With the arrival of little Andrew Robert on St. Patrick's Day ("He's not a bit Irish, but he'll always have a parade on his birthday," his mother says with a laugh), the owners of this neatly-kept house have gone from being DINKs - dual-income, no kids - to being first-time parents. They have also helped to create a mini-baby boom in the neighborhood: Within three months, three boys have been born on their block alone.
Andrew's elated parents - his father an engineer, his mother a nurse - are in their early 30s and have been married five years. As such, they neatly fit a Census Bureau profile released two weeks ago showing the median age of first marriages standing at a record high - 26.7 years for men, 24.5 for women.
The couple also helps put a face on another new portrait of the American family released this month, claiming the traditional two-parent family is making a comeback.
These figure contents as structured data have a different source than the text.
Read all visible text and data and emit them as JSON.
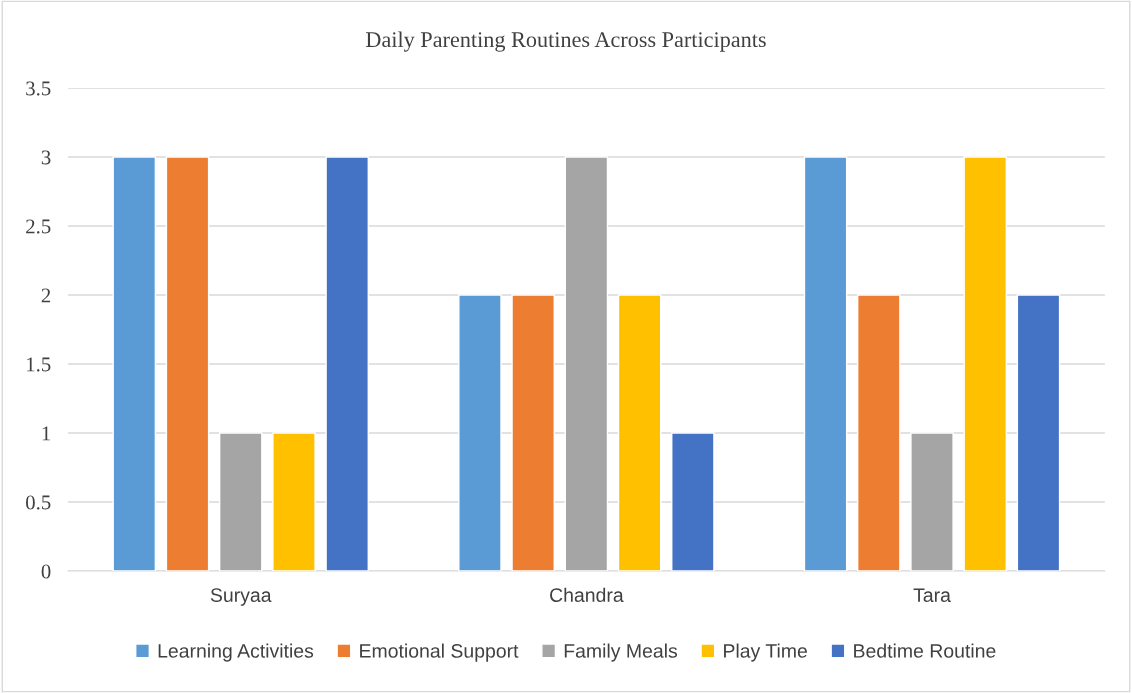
{
  "chart_data": {
    "type": "bar",
    "title": "Daily Parenting Routines Across Participants",
    "categories": [
      "Suryaa",
      "Chandra",
      "Tara"
    ],
    "series": [
      {
        "name": "Learning Activities",
        "color": "#5b9bd5",
        "values": [
          3,
          2,
          3
        ]
      },
      {
        "name": "Emotional Support",
        "color": "#ed7d31",
        "values": [
          3,
          2,
          2
        ]
      },
      {
        "name": "Family Meals",
        "color": "#a5a5a5",
        "values": [
          1,
          3,
          1
        ]
      },
      {
        "name": "Play Time",
        "color": "#ffc000",
        "values": [
          1,
          2,
          3
        ]
      },
      {
        "name": "Bedtime Routine",
        "color": "#4472c4",
        "values": [
          3,
          1,
          2
        ]
      }
    ],
    "ylim": [
      0,
      3.5
    ],
    "yticks": [
      0,
      0.5,
      1,
      1.5,
      2,
      2.5,
      3,
      3.5
    ],
    "grid": "y",
    "legend": "bottom"
  }
}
That report, by the Population Reference Bureau Inc., in Washington, shows increases in the number of two-parent households with children and a declining divorce rate.
Some demographers call those findings overly optimistic. Yet like the first crocus peeking through the snow after a long winter, the report offers the first encouraging sign in years that the two-parent family may not be as endangered as Americans believe.
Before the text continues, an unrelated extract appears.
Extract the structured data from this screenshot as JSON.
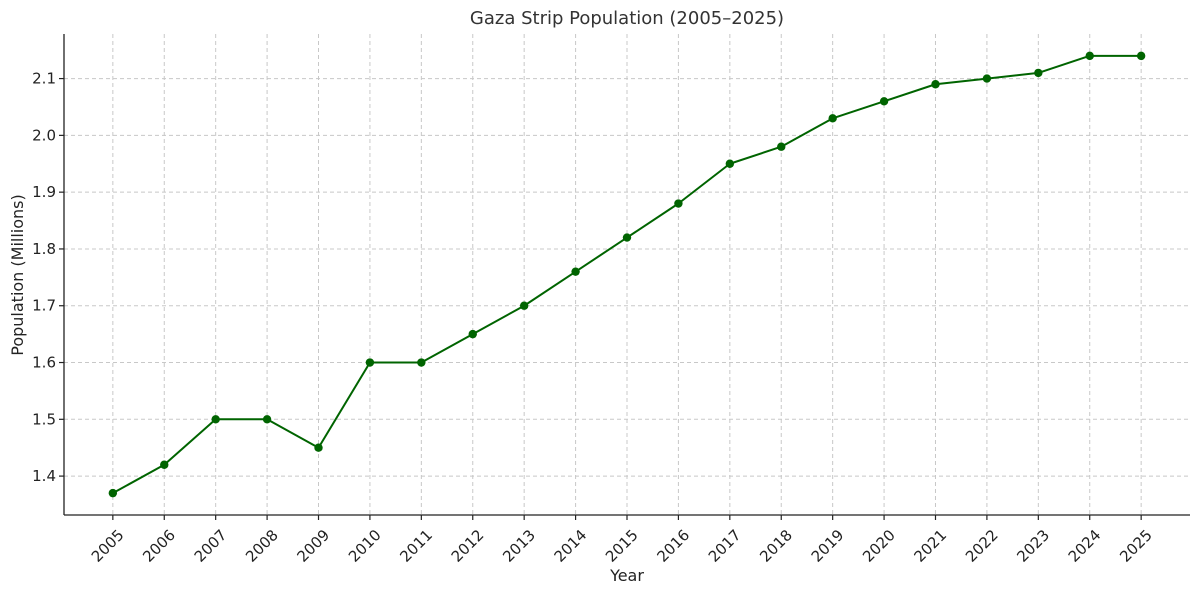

In the wake of constant media attention to the social problem of the week - teenage pregnancy, welfare mothers, deadbeat fathers, child abuse, or domestic violence - the conventional family has become largely invisible, a forgotten majority. Where, after all, would Geraldo, and Sally Jesse, and Ricki, and Oprah be without ever-more sensational subjects?
Even when ordinary families do make news, their efforts to be good parents can be misinterpreted by reporters and readers alike. Some couples find themselves subtly ridiculed by the media for trying hard to get their three-year-olds accepted at the "right" preschool. Others face criticism for over-programming children, filling up schedules with too many activities. Still others, whose jobs depend on reliable day care, must endure the disapproval of traditionalists insisting on an ideal, not always possible anymore, that one parent should stay home with young children.
"We'll build a little house for two - or three or four or more" - the words of one 1930s musical paean to domesticity and parenthood seem quaint and naive by 1990s standards. Yet such sentiment, outside the range of songwriters today, speaks to a dream of stable family life that endures with or without media attention.
In a few weeks, when the weather finally warms, there will be three mothers - and perhaps fathers too - wheeling baby carriages around our neighborhood. As parents have always done, they will probably stop to compare notes about their babies' feedings and sleeping patterns. And since all three women have jobs - and bosses - waiting for them to return, they will undoubtedly discuss other subjects specific to the '90s - the end of maternity leave, the beginning of day care.
Whatever their challenges as they factor careers into the demanding and rewarding routines of childrearing, these first-time parents reflect the optimism and hopes of new parents everywhere. Andrew's mother touches on those dreams when she describes her husband's awe in the presence of his new son. She says, "You should see him. He just sits there and stares at this child in total amazement and wonder."
That says it all. Parenthood may not be the exclusive concern it once was, but it keeps its unrivaled place in the heart. That seems as encouraging a sign as any this spring that the family, for all its radical changes in the past 25 years, cannot be undone either by doomsayers or shifts in demographics.